Kyrie. I’m going to take a lot of heat this season for being too hard on Kyrie, but I’m not seeing it from him right now. He’s not playing like a scoring point guard, he’s playing like the 6th Man of the Year version of Ben Gordon. That’s good, but it’s not a championship point guard. This isn’t about counting assists — he’s not looking to pass when he drives the ball to the basket, and his best plays are those long jumpers off the dribble that fundamentally don’t open up anything for his teammates. He’s not even committing to setting a real pick on the 3-1 pick-and-roll. Even Mario Chalmers could do that. That little action? The one where you get to be the screening option for a 260-pound man who’s a threat handling the ball at the top of the key? That’s not an action most point guards have the luxury of running.

I’m worrying about Kevin Love. He’s invisible. He was basically Samardo Samuels with a few extra rebounds and a sweet full-court outlet tonight. He’ll be better than that most nights, but I should never ever have reason to mention Samardo Samuels and Kevin Love in the same sentence. The threes he got were both what I call “short-rope” threes off the pick-and-pop — he was the primary receiving option, and the defense knew as soon as the ball left the ball-handler’s hand that it was going to end up getting launched by Love. Because he’s not getting clean looks off of good, crisp, multiple-pass ball movement, he’s forcing the three-point looks he can get, and it’s hurting him.
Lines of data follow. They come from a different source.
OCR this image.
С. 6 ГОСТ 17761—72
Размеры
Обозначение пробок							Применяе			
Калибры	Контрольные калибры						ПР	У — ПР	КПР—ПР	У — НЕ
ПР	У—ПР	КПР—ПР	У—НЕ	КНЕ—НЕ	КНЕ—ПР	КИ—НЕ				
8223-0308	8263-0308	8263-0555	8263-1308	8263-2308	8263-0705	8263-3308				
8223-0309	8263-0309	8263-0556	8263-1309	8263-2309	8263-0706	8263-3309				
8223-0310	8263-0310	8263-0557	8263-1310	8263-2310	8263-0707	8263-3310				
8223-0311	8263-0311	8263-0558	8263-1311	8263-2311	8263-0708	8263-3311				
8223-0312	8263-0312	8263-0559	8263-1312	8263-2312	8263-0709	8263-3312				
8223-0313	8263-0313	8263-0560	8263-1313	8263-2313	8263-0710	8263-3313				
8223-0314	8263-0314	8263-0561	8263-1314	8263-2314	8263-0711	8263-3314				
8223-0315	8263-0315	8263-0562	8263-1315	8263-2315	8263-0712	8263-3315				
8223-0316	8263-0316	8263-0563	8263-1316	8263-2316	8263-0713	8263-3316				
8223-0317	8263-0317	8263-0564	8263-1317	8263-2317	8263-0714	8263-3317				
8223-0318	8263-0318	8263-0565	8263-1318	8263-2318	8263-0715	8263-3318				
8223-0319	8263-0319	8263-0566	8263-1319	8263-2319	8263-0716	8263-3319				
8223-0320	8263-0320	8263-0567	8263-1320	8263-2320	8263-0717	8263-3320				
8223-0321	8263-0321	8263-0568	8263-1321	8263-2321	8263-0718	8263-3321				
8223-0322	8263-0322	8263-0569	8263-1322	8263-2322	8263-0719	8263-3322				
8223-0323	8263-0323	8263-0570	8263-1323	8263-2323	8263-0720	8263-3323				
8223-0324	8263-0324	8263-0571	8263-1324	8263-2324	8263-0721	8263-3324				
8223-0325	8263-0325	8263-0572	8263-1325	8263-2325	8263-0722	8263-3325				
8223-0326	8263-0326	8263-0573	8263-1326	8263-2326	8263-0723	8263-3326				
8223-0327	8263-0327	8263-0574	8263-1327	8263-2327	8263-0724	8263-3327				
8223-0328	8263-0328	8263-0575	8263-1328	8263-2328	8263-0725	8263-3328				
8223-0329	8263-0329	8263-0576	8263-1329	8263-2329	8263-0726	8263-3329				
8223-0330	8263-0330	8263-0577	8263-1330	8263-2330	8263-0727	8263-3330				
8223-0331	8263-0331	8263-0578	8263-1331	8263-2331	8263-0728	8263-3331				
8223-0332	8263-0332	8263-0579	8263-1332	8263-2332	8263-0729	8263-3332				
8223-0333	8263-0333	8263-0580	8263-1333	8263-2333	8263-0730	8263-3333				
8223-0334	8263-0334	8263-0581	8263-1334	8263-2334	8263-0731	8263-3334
The “let’s get the big guy going” stuff the Cavs did early in the third isn’t enough — Love is skilled enough to exploit mismatches created by movement very, very well, but he needs his inside-outside game going to be elite, and that requires the ball to move. It’s gotta start finding him soon.

Poor Anderson. He’s all the way down here despite being the Cavs’ best player of the game, and my whole paragraph on him is about how it’s time to stop patronizing Anderson Varejao. I’m not going to use BIG MEDIA as a strawman here. That isn’t what this is about. Andy isn’t some untalented dude who manages to be a nice player because he hustles and his big silly hair bounces around. He has elite NBA skills that don’t happen to include the ability to dribble the ball, score in the post, or shoot a jumper with his elbow anywhere remotely near where it’s supposed to be. At 6’10-6’11, the ability to catch the ball in traffic is a skill. The ability to catch and finish from all angles at full speed is a skill. The ability to use, yes, that much energy at all times at that size is a skill. “Scrap” and Lactic Acid are not the same thing. The ability to see the floor offensively, know when to cut, and cut hard to the rim in ways that keep pressure on the defense is a skill. Andy isn’t good because he hustles. He’s good, and happens to hustle.

I’m at a weird place with Dion. I actually like the little things he’s doing, but his shooting/scoring game wasn’t working when the Cavs were bad, and it’s not working now that they’re good. He needs to fall in love with the three-ball and working before he gets the ball on offense, and soon.